Jayson Johnson
MIT Department: Aeronautics and Astronautics
Faculty Mentor: Prof. Wesley Harris
Research Supervisors: Stewart Isaacs, Chelsea Onyeador
Undergraduate Institution: Howard University
Hometown: Silver Spring, Maryland
Website: Intern’s Website, LinkedIn
Biography
Jayson Johnson is a rising junior at Howard University and a Karsh STEM Scholar pursuing a bachelor’s degree in Mechanical Engineering. He is the co-founder of Tree Tech, a startup focused on facilitating improved information access in his college communities through AI. This venture aligns with his commitment to helping minorities and underserved populations through data science and engineering.
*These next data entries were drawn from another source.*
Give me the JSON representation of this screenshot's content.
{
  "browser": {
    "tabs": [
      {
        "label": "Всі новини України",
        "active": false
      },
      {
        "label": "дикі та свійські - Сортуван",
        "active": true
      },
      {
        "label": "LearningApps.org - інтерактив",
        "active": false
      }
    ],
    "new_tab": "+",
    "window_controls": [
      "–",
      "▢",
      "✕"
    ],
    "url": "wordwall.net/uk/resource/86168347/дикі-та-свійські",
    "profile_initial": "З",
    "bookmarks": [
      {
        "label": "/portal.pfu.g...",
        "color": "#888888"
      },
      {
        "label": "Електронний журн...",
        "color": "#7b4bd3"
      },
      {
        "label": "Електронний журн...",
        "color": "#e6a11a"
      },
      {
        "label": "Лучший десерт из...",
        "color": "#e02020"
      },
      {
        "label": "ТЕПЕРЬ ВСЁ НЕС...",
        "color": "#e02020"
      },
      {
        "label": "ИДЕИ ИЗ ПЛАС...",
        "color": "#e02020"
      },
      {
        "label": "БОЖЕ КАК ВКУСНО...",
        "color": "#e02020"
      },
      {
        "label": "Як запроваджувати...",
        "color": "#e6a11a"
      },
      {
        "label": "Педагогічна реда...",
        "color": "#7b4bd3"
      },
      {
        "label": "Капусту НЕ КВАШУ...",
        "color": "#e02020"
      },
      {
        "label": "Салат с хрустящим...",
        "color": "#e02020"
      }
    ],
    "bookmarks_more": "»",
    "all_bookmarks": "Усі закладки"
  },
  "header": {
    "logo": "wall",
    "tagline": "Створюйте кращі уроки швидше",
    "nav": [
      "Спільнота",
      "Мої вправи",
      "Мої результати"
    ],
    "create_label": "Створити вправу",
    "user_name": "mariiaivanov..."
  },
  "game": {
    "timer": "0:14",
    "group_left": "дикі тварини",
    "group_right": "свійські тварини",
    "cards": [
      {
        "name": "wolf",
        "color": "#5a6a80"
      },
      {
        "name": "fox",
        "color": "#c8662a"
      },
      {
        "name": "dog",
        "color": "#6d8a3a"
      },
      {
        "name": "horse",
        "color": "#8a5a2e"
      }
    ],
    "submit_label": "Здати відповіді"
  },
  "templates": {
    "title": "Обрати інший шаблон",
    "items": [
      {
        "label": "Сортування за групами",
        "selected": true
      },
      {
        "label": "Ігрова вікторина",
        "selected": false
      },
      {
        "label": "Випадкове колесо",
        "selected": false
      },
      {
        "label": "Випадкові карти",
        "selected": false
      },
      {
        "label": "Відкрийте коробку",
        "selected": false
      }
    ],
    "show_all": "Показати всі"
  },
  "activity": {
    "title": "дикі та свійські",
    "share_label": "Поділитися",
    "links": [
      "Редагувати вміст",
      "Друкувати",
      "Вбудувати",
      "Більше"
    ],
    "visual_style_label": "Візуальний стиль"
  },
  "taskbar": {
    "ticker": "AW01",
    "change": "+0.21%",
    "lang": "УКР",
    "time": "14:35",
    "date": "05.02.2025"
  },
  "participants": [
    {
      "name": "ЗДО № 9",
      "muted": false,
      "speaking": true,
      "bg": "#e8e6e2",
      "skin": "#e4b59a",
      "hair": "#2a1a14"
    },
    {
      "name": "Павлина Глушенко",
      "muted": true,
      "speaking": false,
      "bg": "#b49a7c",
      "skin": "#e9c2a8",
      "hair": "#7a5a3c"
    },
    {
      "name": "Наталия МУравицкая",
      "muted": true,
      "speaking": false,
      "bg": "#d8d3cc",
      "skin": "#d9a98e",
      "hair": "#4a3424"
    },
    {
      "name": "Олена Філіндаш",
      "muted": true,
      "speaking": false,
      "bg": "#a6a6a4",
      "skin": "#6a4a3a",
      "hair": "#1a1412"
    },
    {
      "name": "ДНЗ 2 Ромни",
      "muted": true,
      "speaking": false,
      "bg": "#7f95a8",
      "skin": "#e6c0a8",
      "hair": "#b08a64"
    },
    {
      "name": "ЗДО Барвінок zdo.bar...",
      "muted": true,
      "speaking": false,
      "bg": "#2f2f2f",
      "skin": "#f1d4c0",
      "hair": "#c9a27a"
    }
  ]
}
Jayson accumulated extensive experience through various projects at the Johns Hopkins Applied Physics Lab, Howard, and Johns Hopkins University involving heat transfer for hypersonic vehicles and International Space Station (ISS) payloads, as well as solid state synthesis for superconductors. At MIT, Jayson worked in the Hypersonics Research Lab to find optimal aerodynamic designs for solar panels to mitigate dust accumulation on the surface. His career aspirations involve obtaining a PhD in Aerospace Engineering to continue helping underserved communities. Outside of school, Jayson enjoys physical activities such as gymnastics, going to the gym, and playing soccer.
Abstract
Reduced Ordered Models for Self-Cleaning Solar Panels
Jayson Johnson1, Dr. Stewart Isaacs2, Dr. Chelsea Onyeador, and Dr. Wesley Harris2
1Department of Mechanical Engineering, Howard University
2Department of Aerospace Engineering, Massachusetts Institute of Technology
As the world moves towards renewable energy, decentralized solar photovoltaic (PV) systems offer a solution for regions without access to modern electricity infrastructure. Of the estimated 660 million people that will lack electricity in 2030, 85% of them will be in Sub-Saharan Africa. In regions like West Africa, the annual dry season brings challenges to PV systems due to dust aerosols and soiling, leading to up to 50% reductions in power output. We propose Shape-Enhanced Aerodynamic Dust Removal (SEADR), a novel method for mitigating the soiling of photovoltaic panels by employing shape-induced aerodynamic forces to remove dust. However, the design of SEADR shapes requires negotiating a tradeoff between energy generation and improved dust removal from aerodynamics. This project integrates a Gaussian Process model with Computational Fluid Dynamics (CFD) simulations to develop a reduced order model (ROM) that quickly simulates panel geometry effects on aerodynamics. Using the ROM, we can estimate average shear on the surface of a panel within 0.28% of the predicted mean value 200,000x faster than traditional CFD. Ultimately, the ROM contributes to the development of resilient solar systems in dusty environments, offering a pathway for future innovations in sustainable energy and addressing limitations of traditional CFD methods.